Tabii bu aşamaya gelmesinde 25 yıl imamlık yapmasının ve küçüklüğünden beri Kur'an-ı Kerim öğretmesinin payı büyük. 7 yaşında kendisi öğrenmiş, 10 yaşında da Kur'an kursunda hiç bilmeyen talebelere öğretmeye başlamış.

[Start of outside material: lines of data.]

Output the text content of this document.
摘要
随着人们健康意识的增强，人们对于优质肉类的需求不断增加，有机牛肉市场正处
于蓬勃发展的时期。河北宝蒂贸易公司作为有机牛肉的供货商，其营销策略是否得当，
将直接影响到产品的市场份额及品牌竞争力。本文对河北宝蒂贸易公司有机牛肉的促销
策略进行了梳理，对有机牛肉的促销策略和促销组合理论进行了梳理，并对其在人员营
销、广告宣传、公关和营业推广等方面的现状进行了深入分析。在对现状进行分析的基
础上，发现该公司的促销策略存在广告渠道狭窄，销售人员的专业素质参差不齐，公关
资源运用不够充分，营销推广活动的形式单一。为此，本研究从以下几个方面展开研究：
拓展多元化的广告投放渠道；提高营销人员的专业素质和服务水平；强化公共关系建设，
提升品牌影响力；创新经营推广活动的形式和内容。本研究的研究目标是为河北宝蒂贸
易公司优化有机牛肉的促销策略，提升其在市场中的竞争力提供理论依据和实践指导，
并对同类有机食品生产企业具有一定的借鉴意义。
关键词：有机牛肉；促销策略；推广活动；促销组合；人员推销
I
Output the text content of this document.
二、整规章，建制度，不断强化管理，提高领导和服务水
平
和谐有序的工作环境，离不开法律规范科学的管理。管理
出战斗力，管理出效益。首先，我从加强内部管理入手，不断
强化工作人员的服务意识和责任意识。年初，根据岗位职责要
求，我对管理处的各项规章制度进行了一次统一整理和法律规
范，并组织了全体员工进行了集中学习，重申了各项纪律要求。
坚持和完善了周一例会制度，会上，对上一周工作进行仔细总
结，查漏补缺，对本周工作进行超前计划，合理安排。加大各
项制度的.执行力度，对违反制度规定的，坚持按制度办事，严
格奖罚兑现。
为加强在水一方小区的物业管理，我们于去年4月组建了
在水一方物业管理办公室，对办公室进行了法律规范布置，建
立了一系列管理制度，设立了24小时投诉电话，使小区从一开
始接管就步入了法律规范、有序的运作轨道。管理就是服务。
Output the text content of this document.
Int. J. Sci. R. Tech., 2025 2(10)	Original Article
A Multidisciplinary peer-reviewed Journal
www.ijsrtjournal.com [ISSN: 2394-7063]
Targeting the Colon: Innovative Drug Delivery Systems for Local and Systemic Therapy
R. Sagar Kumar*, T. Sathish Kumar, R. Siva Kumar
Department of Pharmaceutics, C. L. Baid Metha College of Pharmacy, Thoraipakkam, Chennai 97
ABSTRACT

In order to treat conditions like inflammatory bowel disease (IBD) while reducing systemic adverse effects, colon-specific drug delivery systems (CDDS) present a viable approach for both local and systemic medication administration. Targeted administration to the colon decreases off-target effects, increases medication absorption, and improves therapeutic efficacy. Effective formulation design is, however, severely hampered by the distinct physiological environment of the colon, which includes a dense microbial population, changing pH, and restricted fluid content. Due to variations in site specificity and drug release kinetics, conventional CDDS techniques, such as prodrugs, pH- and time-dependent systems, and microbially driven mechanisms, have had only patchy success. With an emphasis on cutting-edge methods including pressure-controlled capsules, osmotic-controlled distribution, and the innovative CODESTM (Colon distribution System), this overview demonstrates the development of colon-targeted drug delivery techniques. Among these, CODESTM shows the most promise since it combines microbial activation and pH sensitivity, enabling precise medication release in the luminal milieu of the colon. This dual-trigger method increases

70 yıl bekledi, 7 saatte öğrendi

Bir günde Kur'an-ı Kerim öğretme fikri Adem Uymaz ile yazar Cemil Tokpınar'ın bir konuşmaları esnasında ortaya çıkmış. Tokpınar'ın tereddütleri olsa da Adem Hoca onu desteklemiş, Şimdi Başakşehir'de talebe göre dersler düzenlendiği gibi, çeşitli vakıfların organize ettiği bir günlük Kur'an öğrenme programlarına da katılıyor. İki ay önce Birlik Vakfı tarafından düzenlenen ilk programa 45 kişi katılmış. 40 kişi on saatlik dersin sonunda Kur'an'ı açıp yavaş yavaş da olsa okuyacak düzeye gelmiş. Çeşitli meslek gruplarından, yaş aralığından insanların bulunduğu ortamda dersin sonunda gözyaşlarını tutamayanlar olmuş. 70 yaşındaki Mesut Bey'in hikâyesini dinliyoruz Adem Hoca'dan. Mesut Bey ile yeni beyin ameliyatı geçirdiği bir dönemde tanışırlar. Yüzü gözü şiş, kafası sargılar içindedir. Kur'an-ı Kerim bilmediğini duyunca öğretmek ister Adem Hoca. Ancak o buna ihtimal vermez "Hocam ben öğrenemem." der. Bu söz Adem Hoca'yı daha da isteklendirir ve aynı gün evine davet eder. Hemen o gün ders başlar. Adem Hoca' "Rabb'im bizi o gün buluşturdu, yarına kalır mı?" diyor. Ertesi gün bir öğleye kadar çalışırlar. Ve Mesut Bey Kur'an okumayı öğrenir.

***

Dede, damat, torun...

50 yaşındaki Ramazan Bağrıyanık, küçüklüğünden beri defalarca denemesine rağmen öğrenememiş Kur'an okumayı. Bu daveti duyduğunda başta inanmamış haliyle. Öyle ya, o kadar kolay olsa yıllardır yapardı. Ama ısrarlar sonucu 31 yaşındaki damadı Selman Güç ve 13 yaşındaki torunu Emir'i de alıp katılmış derse. Dersin sonunda hepsi Kur'an-ı Kerim'den rastgele açılan bir sayfayı okuyacak kadar çözerler Arapçayı. Ramazan bey, torununun kendisinden daha iyi öğrendiğini düşünse de Adem Hoca hepsinden memnun. Ramazan Bey, hislerini şöyle anlatıyor: "Ben samimi olanlara nasip olacağına inanıyorum. İşin esas noktası bu. Hayatımın çok özel bir günü. O gün büyük bir başarı elde ettik. Kur'an ile amel ettikçe daha iyi bir noktaya ulaşıyorsunuz. Etmedikçe sizden uzak duruyor. Kur'an'la tanışmak, Allah'la barışmaya benziyor."

Öğle namazından akşam ezanına

Kur'an öğretmeye ömrünü adayan Adem Hoca'nın başından ilginç olaylar geçmiş. Gittiği bir radyoda editörlerden biriyle yemek yerken yaşadıkları hadiseyi şöyle anlatıyor: "Yemekhanede sohbet ederken radyoya yemek getiren firma çalışanlarından biri geldi. Yanımdaki arkadaş onun yıllardır Kur'an öğrenmeye çalıştığını söyledi. O zaman 'Ben buradayım, kardeş de burada, hemen başlayalım.' dedim. Telefonları kapattık ve öğle namazından akşam namazına kadar sıkı bir çalışma yaptık. Akşam namazına yarım saat kala Kur'an okuyordu."